The CEO of Mattel Inc., the largest U.S. toy maker, received compensation valued at $10.8 million in 2010, up 20 percent from 2009, according to an analysis by The Associated Press of a company filing.
Robert A. Eckert, 56, chairman and chief executive of Mattel Inc. since 2000, received a base salary of $1.25 million both years. The bulk of his pay came in stock and option awards valued at nearly $6 million when they were granted, according to a document the company filed late Wednesday with the Securities and Exchange Commission.
Mattel's board of directors took into account the company's financial performance for the year in determining compensation for Eckert and other executives. Mattel's net income rose 30 percent to $684.9 million and its revenue rose 8 percent to $5.86 billion between 2009 and 2010.
"2010 was a strong year for Mattel, financially and operationally," the company said in the SEC filing.
Eckert's performance-based bonus grew by $750,000, or 30 percent, to $3.25 million in 2010.

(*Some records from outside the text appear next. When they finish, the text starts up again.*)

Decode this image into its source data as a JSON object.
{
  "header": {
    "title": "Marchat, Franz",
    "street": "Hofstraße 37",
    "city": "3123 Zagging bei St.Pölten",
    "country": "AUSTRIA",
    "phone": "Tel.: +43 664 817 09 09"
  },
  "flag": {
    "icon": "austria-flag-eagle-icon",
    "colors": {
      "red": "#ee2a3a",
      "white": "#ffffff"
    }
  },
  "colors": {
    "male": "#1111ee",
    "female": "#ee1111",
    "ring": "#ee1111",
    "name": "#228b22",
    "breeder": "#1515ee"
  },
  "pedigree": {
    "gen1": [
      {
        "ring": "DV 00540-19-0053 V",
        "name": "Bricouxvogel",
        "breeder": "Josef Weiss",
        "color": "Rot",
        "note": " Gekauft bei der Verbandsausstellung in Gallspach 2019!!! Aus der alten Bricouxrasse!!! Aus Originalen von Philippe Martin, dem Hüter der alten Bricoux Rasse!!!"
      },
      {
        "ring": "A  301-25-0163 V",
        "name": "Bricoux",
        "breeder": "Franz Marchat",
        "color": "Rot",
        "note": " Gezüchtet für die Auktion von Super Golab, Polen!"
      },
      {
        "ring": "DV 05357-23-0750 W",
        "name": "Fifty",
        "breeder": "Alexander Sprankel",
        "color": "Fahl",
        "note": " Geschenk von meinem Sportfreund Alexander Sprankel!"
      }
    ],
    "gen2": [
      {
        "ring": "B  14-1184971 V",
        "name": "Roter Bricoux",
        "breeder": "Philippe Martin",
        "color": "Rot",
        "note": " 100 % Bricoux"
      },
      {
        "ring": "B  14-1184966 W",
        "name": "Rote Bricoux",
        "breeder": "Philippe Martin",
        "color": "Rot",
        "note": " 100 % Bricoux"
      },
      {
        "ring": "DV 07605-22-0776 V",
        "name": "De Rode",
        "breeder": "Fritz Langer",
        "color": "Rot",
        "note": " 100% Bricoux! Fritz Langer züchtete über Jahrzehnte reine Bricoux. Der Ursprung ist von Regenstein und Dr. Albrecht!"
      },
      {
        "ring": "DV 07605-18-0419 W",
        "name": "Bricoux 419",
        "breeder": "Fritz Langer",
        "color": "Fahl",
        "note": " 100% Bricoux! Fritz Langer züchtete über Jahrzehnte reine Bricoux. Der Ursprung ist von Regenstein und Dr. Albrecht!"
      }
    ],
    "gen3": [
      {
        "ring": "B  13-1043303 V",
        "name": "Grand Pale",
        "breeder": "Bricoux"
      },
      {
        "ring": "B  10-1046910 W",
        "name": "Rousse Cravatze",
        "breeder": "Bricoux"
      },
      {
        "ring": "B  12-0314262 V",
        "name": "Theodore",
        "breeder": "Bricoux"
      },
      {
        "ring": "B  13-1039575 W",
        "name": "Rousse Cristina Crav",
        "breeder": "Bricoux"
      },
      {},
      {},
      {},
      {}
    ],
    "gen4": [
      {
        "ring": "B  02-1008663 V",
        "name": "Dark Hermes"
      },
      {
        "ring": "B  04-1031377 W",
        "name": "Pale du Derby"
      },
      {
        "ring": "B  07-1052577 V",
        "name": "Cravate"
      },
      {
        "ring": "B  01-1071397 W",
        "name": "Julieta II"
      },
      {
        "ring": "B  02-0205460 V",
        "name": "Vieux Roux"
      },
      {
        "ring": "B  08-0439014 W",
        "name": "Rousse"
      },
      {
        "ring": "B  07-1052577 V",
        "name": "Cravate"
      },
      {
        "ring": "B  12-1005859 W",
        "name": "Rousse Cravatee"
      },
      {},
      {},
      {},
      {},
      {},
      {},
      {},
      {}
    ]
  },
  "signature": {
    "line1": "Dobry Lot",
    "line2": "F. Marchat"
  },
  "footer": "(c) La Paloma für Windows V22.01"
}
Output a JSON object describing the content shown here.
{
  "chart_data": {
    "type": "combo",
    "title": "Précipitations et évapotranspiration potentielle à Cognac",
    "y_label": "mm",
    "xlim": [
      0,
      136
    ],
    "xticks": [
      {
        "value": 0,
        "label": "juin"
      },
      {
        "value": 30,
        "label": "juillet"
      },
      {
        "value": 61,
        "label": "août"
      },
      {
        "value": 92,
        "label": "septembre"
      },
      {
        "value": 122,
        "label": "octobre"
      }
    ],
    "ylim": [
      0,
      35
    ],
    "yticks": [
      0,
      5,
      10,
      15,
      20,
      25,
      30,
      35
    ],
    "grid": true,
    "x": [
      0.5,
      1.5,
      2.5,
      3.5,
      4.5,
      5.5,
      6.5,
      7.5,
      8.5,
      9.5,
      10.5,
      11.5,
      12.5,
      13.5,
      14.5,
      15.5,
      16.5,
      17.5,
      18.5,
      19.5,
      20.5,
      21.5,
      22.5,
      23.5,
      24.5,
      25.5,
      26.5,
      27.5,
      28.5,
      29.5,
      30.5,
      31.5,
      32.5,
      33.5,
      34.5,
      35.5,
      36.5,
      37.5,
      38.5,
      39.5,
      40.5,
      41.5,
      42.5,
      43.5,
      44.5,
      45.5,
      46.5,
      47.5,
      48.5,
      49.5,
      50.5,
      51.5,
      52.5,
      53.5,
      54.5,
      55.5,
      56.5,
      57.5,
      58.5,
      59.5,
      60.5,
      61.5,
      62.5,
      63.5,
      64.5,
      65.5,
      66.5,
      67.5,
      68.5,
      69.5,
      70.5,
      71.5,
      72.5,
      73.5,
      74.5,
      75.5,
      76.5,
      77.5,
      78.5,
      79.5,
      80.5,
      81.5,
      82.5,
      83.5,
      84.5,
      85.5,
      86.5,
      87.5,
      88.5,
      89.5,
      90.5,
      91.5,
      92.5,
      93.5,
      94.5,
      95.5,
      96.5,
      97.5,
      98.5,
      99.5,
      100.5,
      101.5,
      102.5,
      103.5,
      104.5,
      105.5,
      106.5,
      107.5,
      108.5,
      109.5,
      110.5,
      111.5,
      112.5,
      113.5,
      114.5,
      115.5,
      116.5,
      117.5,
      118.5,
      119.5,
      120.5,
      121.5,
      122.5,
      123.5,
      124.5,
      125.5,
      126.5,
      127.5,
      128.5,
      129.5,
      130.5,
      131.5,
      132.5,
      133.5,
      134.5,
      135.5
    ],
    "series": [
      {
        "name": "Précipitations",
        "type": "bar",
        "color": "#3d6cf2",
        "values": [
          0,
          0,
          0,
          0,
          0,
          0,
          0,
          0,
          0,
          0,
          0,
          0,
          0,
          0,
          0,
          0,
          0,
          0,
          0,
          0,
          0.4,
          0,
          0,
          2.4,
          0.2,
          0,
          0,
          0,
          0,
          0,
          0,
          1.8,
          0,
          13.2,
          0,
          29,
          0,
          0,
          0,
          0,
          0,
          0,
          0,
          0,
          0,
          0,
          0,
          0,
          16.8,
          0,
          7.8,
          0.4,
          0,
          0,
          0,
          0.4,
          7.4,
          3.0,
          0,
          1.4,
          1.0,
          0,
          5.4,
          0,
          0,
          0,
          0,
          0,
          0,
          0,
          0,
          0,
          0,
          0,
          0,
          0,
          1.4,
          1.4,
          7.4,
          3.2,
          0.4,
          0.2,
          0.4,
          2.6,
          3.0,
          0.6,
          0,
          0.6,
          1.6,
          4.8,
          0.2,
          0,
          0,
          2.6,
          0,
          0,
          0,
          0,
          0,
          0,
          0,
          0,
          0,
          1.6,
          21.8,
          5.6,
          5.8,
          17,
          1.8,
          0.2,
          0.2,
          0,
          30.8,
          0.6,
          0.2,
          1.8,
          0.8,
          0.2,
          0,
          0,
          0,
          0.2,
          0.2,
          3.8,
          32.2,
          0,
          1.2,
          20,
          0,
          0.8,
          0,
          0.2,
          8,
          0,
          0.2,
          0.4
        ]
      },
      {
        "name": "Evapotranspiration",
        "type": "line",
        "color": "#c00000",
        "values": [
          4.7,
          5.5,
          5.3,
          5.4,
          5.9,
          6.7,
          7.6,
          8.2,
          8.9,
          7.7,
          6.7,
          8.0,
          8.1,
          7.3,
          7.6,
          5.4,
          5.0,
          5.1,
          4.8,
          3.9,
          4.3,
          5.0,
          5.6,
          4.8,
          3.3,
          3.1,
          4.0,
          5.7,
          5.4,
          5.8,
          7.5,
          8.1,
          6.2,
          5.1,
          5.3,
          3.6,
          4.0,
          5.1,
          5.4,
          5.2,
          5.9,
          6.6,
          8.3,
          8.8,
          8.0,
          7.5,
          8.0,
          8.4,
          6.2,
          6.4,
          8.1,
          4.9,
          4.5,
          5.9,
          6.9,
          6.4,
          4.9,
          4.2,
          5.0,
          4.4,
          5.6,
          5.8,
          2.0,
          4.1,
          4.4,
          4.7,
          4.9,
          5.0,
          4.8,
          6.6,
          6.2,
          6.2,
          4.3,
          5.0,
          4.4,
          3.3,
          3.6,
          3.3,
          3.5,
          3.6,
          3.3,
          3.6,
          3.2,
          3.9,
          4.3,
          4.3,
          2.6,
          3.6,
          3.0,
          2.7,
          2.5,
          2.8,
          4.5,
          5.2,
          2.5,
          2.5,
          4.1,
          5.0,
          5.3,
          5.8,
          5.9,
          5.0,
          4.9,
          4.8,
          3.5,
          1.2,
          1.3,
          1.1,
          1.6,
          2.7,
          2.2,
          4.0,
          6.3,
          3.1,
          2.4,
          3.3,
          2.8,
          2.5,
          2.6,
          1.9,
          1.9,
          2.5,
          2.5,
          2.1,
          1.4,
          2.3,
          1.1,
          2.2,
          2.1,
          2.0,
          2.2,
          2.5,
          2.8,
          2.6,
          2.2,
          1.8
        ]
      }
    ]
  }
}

Toys proved relatively recession-proof, but Mattel, based in El Segundo, Calif., outperformed some of its competitors in 2010. Revenue from some of its classic brands such as Barbie was strong, as was revenue from new properties like its "Monster High" dolls and accessories.
Eckert also received other compensation of $301,499, including $74,366 for personal use of company aircraft, a $30,000 car allowance and more than $150,000 in retirement savings contributions.
The Associated Press formula calculates an executive's total compensation during the last fiscal year by adding salary, bonuses, perks, above-market interest the company pays on deferred compensation and the estimated value of stock and stock options awarded during the year. The AP formula does not count changes in the present value of pension benefits. That makes the AP total slightly different in most cases from the total reported by companies to the Securities and Exchange Commission.
The value that a company assigned to an executive's stock and option awards for 2010 was the present value of what the company expected the awards to be worth to the executive over time. Companies use one of several formulas to calculate that value. However, the number is just an estimate, and what an executive ultimately receives will depend on the performance of the company's stock in the years after the awards are granted. Most stock compensation programs require an executive to wait a specified amount of time to receive shares or exercise options.